Terminal na Bahia pode colocar meio ambiente em risco

Denúncia da construção de um terminal de escoamento de eucalipto no sul da Bahia que poderá causar um gigantesco impacto no meio ambiente da região, na população de pescadores, podendo atingir até o Parque Nacional Marinho dos Abrolhos.
Texto e fotos: Leonardo Sakamoto
 01/10/2000
Foz do rio Caravelas, onde será construído o terminal

A Aracruz Celulose, maior produtora mundial de celulose branqueada, pretende construir um terminal de barcaças na foz do rio Caravelas, sul da Bahia, para escoar pelo mar toras de eucaliptos com destino à sua fábrica no Espírito Santo. O projeto inteiro prevê investimentos de R$ 77,4 milhões. Ambientalistas e pesquisadores afirmam que o empreendimento possui um grande potencial de impacto ambiental e, se não forem tomados os devidos cuidados, pode-se colocar em risco uma enorme área de manguezais e recifes de corais, incluindo toda a fauna que esses ecossistemas sustentam. A preocupação se torna ainda maior devido à proximidade da região com o Parque Nacional Marinho dos Abrolhos – um grande santuário ecológico escolhido pelas baleias jubarte como maternidade.

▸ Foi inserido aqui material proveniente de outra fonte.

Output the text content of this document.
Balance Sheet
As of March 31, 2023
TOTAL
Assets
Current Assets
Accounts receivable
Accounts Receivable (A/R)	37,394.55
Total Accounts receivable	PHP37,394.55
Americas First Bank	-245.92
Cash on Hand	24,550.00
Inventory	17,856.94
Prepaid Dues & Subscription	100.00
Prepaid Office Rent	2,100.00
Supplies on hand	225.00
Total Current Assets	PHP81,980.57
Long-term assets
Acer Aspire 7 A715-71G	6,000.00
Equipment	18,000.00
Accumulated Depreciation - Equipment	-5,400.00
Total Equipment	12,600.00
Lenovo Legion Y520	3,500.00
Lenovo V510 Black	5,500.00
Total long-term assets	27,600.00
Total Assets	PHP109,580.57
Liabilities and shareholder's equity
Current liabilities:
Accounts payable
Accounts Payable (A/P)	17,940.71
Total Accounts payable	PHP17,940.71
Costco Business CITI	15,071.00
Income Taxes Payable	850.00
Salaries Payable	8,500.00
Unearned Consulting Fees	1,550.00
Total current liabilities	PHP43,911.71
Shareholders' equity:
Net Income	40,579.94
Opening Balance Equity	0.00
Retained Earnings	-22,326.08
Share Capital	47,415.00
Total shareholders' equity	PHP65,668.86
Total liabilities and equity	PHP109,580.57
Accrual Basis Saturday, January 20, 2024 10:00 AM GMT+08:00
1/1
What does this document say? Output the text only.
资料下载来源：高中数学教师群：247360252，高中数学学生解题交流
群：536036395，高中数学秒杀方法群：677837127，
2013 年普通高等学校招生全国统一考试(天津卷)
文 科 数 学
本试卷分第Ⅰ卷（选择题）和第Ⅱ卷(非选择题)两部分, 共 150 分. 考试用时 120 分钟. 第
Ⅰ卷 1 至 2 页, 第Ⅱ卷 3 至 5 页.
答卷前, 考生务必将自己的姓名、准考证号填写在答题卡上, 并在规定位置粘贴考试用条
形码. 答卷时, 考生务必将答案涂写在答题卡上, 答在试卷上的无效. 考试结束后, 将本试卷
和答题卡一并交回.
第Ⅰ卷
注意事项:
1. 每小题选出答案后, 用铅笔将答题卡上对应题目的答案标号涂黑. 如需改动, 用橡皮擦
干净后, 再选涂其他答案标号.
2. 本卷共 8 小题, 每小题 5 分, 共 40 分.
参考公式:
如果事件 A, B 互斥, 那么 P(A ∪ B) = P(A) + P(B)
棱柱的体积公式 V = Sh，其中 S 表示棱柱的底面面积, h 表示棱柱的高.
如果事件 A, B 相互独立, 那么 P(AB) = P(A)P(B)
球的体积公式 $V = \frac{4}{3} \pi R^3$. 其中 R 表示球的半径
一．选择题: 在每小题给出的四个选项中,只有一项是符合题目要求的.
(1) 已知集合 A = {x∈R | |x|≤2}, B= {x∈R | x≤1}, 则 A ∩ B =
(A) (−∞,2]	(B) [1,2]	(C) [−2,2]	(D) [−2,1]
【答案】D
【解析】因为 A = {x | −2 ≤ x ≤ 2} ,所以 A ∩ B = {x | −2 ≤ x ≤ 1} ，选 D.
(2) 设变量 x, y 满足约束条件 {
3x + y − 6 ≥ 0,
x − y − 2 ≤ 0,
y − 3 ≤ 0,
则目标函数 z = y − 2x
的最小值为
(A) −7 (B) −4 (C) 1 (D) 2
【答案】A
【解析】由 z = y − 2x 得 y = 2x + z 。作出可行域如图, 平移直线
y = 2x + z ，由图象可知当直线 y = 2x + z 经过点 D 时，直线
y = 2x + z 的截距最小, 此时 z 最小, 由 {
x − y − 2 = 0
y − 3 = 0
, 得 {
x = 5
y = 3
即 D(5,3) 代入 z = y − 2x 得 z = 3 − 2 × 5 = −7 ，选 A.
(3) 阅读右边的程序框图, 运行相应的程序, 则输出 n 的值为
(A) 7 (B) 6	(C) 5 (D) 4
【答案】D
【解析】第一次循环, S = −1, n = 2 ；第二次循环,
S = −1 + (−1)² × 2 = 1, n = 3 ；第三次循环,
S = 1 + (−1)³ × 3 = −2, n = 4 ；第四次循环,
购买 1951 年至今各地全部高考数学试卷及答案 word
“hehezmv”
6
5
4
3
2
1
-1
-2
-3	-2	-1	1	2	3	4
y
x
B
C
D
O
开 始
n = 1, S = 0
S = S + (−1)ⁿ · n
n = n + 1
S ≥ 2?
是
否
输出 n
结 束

O Estudo de Impacto Ambiental e o conseqüente Relatório de Impacto Ambiental (EIA/RIMA) já foram concluídos e estão sendo analisados pelo Centro de Recursos Ambientais do estado.

Para a operacionalização do terminal, será necessária a dragagem de um trecho com mais de um quilômetro de extensão próximo ao Canal do Tomba – uma passagem natural que existe no mangue entre o rio Caravelas e o oceano. A calha vai ser rebaixada até atingir cinco metros de calado (profundidade), permitindo assim a passagem das barcaças. Atualmente, essa região fica com meio metro na maré baixa o que impede o trânsito das embarcações previstas para o transporte da carga.

O processo irá retirar cerca de 700 mil m3 de sedimentos em um primeiro momento e mais 45 mil m3 a cada dois anos para a manutenção – uma vez que o fluxo de depósito é constante. A alteração no manguezal e a dragagem vão levantar uma “nuvem de poeira” subaquática que pode prejudicar todo o interligado ecossistema da região.

De acordo com o oceanógrafo Sérgio Fantini, administrador da Área de Preservação Ambiental da Ponta da Baleia-Abrolhos, “tanto a vegetação e a fauna do manguezal, quanto os corais próximos à costa, são ecossistemas frágeis, e fundamentais ao equilíbrio ambiental regional.”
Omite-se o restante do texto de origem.